Asli Erdoğan raconte la rencontre décisive entre Rio et Özgür – son prénom signifie libre en turc - mais aussi sa déchéance, son comportement autodestucteur. « Elle essayait de déterminer l’origine de ce processus irrévocable. Si elle pouvait en définir les limites et la pierre de touche, elle pourrait au moins le maîtriser. Si elle avait à choisir un point zéro, elle choisirait ce jour où elle avait rencontré une métisse à Copacabana. » C’est la rencontre, plusieurs fois racontée, déclinée en différentes variantes bouleversantes, avec un être humain, mort ou mourant sur le trottoir, au milieu du flot des passants indifférents. Puisque la faim est partout, Özgür doit connaître la faim elle aussi, ne plus être la gringa turque de son arrivée. Constamment humiliée, blessée  par les trahisons en amour, en amitié, les duperies, elle renonce à ses principes.

Ces deux années dans Rio, vécues intensément, en accéléré, sont une descente aux enfers, marquée par les motifs conjoints d’une pourriture généralisée et du feu, pluie violente et chaleur torride.
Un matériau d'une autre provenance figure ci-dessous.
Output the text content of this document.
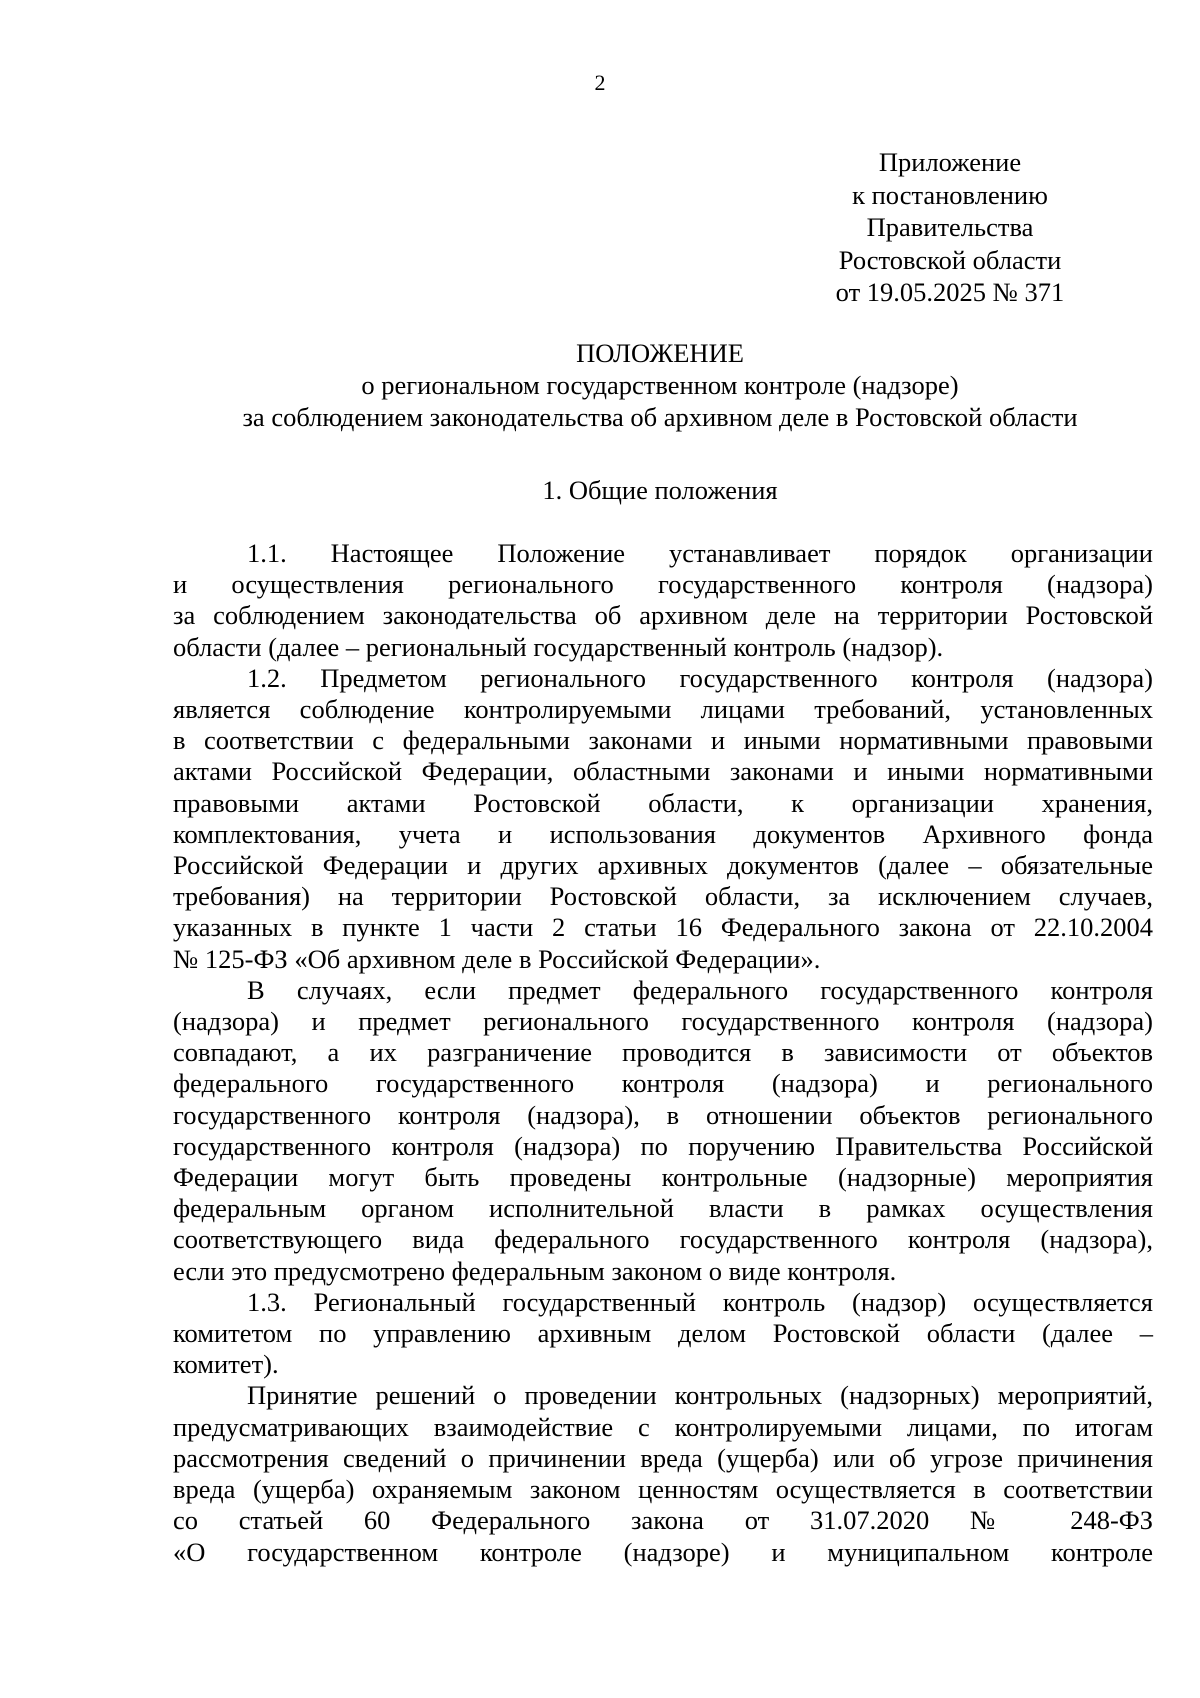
2
Приложение
к постановлению
Правительства
Ростовской области
от 19.05.2025 № 371
ПОЛОЖЕНИЕ
о региональном государственном контроле (надзоре)
за соблюдением законодательства об архивном деле в Ростовской области
1. Общие положения

1.1. Настоящее Положение устанавливает порядок организации
и осуществления регионального государственного контроля (надзора)
за соблюдением законодательства об архивном деле на территории Ростовской
области (далее – региональный государственный контроль (надзор).

1.2. Предметом регионального государственного контроля (надзора)
является соблюдение контролируемыми лицами требований, установленных
в соответствии с федеральными законами и иными нормативными правовыми
актами Российской Федерации, областными законами и иными нормативными
правовыми актами Ростовской области, к организации хранения,
комплектования, учета и использования документов Архивного фонда
Российской Федерации и других архивных документов (далее – обязательные
требования) на территории Ростовской области, за исключением случаев,
указанных в пункте 1 части 2 статьи 16 Федерального закона от 22.10.2004
№ 125-ФЗ «Об архивном деле в Российской Федерации».

В случаях, если предмет федерального государственного контроля
(надзора) и предмет регионального государственного контроля (надзора)
совпадают, а их разграничение проводится в зависимости от объектов
федерального государственного контроля (надзора) и регионального
государственного контроля (надзора), в отношении объектов регионального
государственного контроля (надзора) по поручению Правительства Российской
Федерации могут быть проведены контрольные (надзорные) мероприятия
федеральным органом исполнительной власти в рамках осуществления
соответствующего вида федерального государственного контроля (надзора),
если это предусмотрено федеральным законом о виде контроля.

1.3. Региональный государственный контроль (надзор) осуществляется
комитетом по управлению архивным делом Ростовской области (далее –
комитет).

Принятие решений о проведении контрольных (надзорных) мероприятий,
предусматривающих взаимодействие с контролируемыми лицами, по итогам
рассмотрения сведений о причинении вреда (ущерба) или об угрозе причинения
вреда (ущерба) охраняемым законом ценностям осуществляется в соответствии
со статьей 60 Федерального закона от 31.07.2020 № 248-ФЗ
«О государственном контроле (надзоре) и муниципальном контроле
Elle parcourt « les labyrinthes sournois, misérables, obscurs du pays des Morts » dont les « gardiens d’Hadès » ont moins de seize ans, elle est Eurydice fuyant les rafales de semi-automatiques. Elle a survécu au Carnaval, « orgie mortelle », mais elle sait que la mort peut la frapper à tout instant.

 

Comment survivre ? Quelle protection trouver contre la mort, dont elle apprend qu’elle est inscrite dans la topographie de la ville puisque le même mot portugais – morro - peut signifier « la colline » et « je meurs » ?

En quittant Istanbul, elle a emporté cinquante livres en langue turque « soigneusement choisis pour ce pays ». Mais aucun ne pouvait l’aider à comprendre la ville de Rio. Alors, un jour, elle a acheté un cahier vert, « le cahier le plus épais qu’elle ait jamais vu », et s’était mise à écrire La ville dont la cape est rouge. « Ce livre était né soudainement, comme une passion, il avait surpris Özgür. Il avait la tristesse des enfants non désirés. » Elle transporte ce cahier vert dans un grand sac en cuir. C’est toute sa vie qu’il contient, car écrire la protège momentanément de la mort.

Deux fils narratifs, deux voix sont ainsi mêlés dans les chapitres, la survie d’Özgür à Rio et l’écriture de son roman au sujet identique. Une troisième voix se fait également entendre, plus distanciée, qui généralise, tente de mettre à l’écart le lyrisme : c’est le regard d’« un voyageur dans les rues de Rio ». Quand la vie d’Özgür est un chaos, lui tente de mettre de l’ordre, d’évoquer les habitants par catégories. Mais ce voyageur cède lui aussi à la folie, à la nuit dans un dernier chapitre au lyrisme incantatoire, bien loin de la froideur du début.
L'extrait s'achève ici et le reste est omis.